Senior Year: September-October
- Take required graduate admission test(s). Find practice tests here. >
- Write draft of personal statement
- Request letters of recommendation
- Research financial aid options
Senior Year: November-December
- Order official transcripts from the Registrar
- Finalize personal statement according to program requirements
- Mail applications in early so you will have time to attend to missing information
- Contact programs to make sure your application is complete
Senior Year: January-April
- Contact schools about the possibility of visiting
- Discuss acceptances and rejections
Sending in completed application forms does not signify the end of the graduate school application process. To ensure consideration of their applications, students must complete the follow-up steps:
- Contact each graduate program to make sure they have received completed application materials.
- Contact appropriate sources regarding missing materials and communicate with the graduate program.

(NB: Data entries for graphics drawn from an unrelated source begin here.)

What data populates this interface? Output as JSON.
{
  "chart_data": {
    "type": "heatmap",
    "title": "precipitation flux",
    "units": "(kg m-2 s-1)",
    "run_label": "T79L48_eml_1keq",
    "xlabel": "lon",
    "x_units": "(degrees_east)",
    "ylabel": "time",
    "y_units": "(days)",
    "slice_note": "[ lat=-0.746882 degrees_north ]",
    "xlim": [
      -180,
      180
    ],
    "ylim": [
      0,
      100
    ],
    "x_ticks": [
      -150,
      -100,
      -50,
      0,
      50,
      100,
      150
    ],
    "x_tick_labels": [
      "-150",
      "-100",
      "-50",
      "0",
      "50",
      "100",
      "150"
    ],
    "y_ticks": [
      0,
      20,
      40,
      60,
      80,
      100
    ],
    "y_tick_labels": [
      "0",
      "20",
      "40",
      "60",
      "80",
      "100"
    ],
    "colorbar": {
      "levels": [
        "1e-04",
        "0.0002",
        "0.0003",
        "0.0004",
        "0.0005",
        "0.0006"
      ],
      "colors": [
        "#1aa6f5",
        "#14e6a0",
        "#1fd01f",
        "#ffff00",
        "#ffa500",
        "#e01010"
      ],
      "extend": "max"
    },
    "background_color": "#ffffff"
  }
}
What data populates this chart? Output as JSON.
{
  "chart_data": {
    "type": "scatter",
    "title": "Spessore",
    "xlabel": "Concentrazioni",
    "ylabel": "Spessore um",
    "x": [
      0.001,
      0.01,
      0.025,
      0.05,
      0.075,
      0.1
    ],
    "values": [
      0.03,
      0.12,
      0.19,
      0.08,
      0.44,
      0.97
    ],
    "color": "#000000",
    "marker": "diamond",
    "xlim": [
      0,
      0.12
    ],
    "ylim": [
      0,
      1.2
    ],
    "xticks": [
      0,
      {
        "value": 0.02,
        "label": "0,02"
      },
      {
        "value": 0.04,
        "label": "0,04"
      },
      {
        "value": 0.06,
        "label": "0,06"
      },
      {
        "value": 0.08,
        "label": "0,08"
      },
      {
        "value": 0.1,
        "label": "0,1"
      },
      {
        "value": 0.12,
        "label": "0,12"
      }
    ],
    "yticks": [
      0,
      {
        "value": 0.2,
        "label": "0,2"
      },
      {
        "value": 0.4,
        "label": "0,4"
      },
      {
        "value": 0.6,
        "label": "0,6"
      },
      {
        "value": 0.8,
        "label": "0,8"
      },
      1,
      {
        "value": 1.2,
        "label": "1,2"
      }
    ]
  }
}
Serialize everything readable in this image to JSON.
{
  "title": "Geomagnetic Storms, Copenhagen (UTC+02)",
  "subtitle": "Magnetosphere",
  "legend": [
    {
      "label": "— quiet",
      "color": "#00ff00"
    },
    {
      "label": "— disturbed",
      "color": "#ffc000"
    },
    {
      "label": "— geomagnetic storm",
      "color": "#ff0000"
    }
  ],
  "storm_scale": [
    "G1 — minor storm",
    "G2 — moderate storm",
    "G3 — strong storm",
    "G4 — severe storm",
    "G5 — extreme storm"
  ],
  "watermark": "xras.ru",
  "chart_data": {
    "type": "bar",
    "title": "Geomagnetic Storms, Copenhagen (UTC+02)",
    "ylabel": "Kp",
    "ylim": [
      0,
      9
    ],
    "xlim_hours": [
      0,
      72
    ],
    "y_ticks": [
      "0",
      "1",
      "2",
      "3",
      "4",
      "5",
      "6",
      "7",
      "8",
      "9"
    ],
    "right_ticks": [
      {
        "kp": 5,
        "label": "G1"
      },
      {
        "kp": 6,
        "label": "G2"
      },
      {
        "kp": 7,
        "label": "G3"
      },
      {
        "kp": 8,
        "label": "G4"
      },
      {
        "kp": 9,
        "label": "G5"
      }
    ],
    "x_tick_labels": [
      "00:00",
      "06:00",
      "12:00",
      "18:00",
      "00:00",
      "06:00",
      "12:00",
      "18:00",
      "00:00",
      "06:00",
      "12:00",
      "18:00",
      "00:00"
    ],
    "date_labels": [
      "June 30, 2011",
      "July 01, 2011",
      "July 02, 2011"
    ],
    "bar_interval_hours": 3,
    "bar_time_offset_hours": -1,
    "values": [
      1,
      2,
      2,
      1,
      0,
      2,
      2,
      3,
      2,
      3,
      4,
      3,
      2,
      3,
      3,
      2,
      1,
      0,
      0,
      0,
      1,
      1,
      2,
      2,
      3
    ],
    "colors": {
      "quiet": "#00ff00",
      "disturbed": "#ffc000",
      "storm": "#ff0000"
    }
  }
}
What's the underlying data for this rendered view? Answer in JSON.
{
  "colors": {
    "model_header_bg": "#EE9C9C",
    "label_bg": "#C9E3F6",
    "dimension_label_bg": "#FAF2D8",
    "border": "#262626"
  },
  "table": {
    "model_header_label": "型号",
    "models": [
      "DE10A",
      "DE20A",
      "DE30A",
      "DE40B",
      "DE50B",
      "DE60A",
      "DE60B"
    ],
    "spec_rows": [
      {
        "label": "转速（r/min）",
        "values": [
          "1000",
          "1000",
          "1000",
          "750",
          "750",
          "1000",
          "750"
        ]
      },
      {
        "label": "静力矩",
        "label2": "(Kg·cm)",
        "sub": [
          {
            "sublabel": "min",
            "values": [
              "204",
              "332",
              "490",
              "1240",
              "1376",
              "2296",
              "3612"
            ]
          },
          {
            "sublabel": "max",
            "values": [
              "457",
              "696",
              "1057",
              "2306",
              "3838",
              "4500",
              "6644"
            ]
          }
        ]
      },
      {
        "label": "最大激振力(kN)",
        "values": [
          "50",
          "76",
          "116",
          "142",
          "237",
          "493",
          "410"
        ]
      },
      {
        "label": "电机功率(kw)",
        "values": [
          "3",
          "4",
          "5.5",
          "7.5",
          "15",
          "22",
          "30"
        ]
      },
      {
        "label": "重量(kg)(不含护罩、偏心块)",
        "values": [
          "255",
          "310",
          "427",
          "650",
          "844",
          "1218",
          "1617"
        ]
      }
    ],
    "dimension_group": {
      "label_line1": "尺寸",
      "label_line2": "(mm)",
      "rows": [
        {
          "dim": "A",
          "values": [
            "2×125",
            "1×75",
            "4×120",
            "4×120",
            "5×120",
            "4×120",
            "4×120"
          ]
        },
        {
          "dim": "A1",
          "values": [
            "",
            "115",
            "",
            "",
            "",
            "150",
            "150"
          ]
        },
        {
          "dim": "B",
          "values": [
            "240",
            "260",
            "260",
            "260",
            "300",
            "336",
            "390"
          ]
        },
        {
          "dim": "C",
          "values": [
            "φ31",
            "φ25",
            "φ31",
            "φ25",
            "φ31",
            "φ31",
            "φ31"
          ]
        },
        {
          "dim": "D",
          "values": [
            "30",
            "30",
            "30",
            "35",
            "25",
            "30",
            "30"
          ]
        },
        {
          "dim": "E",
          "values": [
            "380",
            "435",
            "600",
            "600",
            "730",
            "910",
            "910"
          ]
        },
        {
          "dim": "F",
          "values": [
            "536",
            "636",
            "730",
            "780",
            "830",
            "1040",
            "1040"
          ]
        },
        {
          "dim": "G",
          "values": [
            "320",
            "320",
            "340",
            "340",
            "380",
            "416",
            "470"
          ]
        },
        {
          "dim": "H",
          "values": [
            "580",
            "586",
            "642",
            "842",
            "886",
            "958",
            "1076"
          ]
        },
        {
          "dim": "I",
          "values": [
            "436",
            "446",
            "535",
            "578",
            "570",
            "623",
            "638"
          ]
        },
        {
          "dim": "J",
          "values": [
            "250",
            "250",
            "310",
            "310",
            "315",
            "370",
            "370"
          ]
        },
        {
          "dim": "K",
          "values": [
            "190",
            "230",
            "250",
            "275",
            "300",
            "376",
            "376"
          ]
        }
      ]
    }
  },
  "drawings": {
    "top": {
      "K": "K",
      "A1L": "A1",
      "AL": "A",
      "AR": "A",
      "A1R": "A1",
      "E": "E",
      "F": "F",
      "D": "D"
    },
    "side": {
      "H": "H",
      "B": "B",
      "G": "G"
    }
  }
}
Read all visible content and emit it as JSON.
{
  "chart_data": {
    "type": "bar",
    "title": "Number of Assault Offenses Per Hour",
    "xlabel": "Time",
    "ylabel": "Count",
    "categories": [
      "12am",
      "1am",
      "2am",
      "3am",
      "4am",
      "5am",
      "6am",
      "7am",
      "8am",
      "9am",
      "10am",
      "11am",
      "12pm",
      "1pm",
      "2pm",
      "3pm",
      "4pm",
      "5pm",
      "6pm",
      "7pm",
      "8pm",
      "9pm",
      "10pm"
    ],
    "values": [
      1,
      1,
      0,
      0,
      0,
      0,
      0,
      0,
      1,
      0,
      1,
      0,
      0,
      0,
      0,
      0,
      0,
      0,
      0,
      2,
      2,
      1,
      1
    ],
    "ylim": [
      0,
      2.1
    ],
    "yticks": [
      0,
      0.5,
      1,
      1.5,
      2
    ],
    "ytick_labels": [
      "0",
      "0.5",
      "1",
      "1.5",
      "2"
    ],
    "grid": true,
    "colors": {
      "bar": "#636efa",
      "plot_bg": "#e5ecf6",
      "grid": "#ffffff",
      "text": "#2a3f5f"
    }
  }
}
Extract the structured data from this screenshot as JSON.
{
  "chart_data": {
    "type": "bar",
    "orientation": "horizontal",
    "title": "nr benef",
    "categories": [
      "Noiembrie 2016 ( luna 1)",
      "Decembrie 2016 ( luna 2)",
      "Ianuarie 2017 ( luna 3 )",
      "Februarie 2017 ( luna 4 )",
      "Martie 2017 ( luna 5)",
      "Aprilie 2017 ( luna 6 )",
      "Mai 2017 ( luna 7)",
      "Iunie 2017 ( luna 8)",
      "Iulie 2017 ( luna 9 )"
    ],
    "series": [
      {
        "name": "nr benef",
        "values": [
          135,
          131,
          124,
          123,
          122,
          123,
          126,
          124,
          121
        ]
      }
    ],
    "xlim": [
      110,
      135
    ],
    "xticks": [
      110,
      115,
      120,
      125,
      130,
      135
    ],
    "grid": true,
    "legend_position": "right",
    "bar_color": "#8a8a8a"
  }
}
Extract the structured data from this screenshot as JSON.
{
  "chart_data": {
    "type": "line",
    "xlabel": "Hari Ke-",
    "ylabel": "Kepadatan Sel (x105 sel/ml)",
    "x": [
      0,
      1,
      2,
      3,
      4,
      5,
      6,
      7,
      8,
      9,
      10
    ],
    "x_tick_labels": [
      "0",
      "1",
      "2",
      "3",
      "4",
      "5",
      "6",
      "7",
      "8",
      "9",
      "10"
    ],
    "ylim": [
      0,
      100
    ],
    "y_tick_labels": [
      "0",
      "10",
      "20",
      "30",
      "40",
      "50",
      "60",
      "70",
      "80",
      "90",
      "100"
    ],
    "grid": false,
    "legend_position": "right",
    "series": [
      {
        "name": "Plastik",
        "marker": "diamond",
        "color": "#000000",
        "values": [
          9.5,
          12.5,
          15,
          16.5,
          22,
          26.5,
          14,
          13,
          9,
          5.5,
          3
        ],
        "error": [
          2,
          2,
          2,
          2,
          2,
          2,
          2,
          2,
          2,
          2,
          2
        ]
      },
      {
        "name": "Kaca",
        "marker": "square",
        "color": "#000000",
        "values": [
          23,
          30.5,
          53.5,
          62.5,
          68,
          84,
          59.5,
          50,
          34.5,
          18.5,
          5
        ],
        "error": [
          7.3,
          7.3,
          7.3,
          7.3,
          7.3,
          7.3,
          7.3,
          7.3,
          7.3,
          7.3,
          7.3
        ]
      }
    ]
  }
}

- Continue to research programs by speaking with students and faculty and reading literature
- Determine which program(s) match your interests/needs best and rank them in terms of admissions preferences.
Acceptance or Rejection
Once the application process is completed, graduate programs make admissions offers. Although acceptance by more than one school will provide choices, it can potentially contribute to more stress and anxiety. During the waiting period, keep the following suggestions in mind:
- Remember that a prospective student must also decide whether to accept or reject an offer for admission.
- Think about how to respond to possible acceptance/rejection scenarios.
Although ranking one’s preferences for graduate programs is helpful, the acceptance/rejection process can be complex. For example, a student who has not heard from his or her first choice for a graduate program may receive an offer from their second choice. In this situation, the student could choose one of several options: a) immediately reject the offer; b) immediately accept the offer rather than wait to hear from their first choice; or c) ask for time to make a decision and contact their first choice to see if they are still being considered or wait to hear from the program.
Seek support (e.g., parents, friends, faculty, and the Career Development Center) during the application process.
Think about alternative plans in case of rejection. Students may want to seek support from friends, faculty, family or perhaps counselors if they are very disappointed. Some students will feel relief, realizing that they actually didn’t want to go to graduate school. The next step is to consider other options, whether or not a plan was in place before receiving the rejection letter.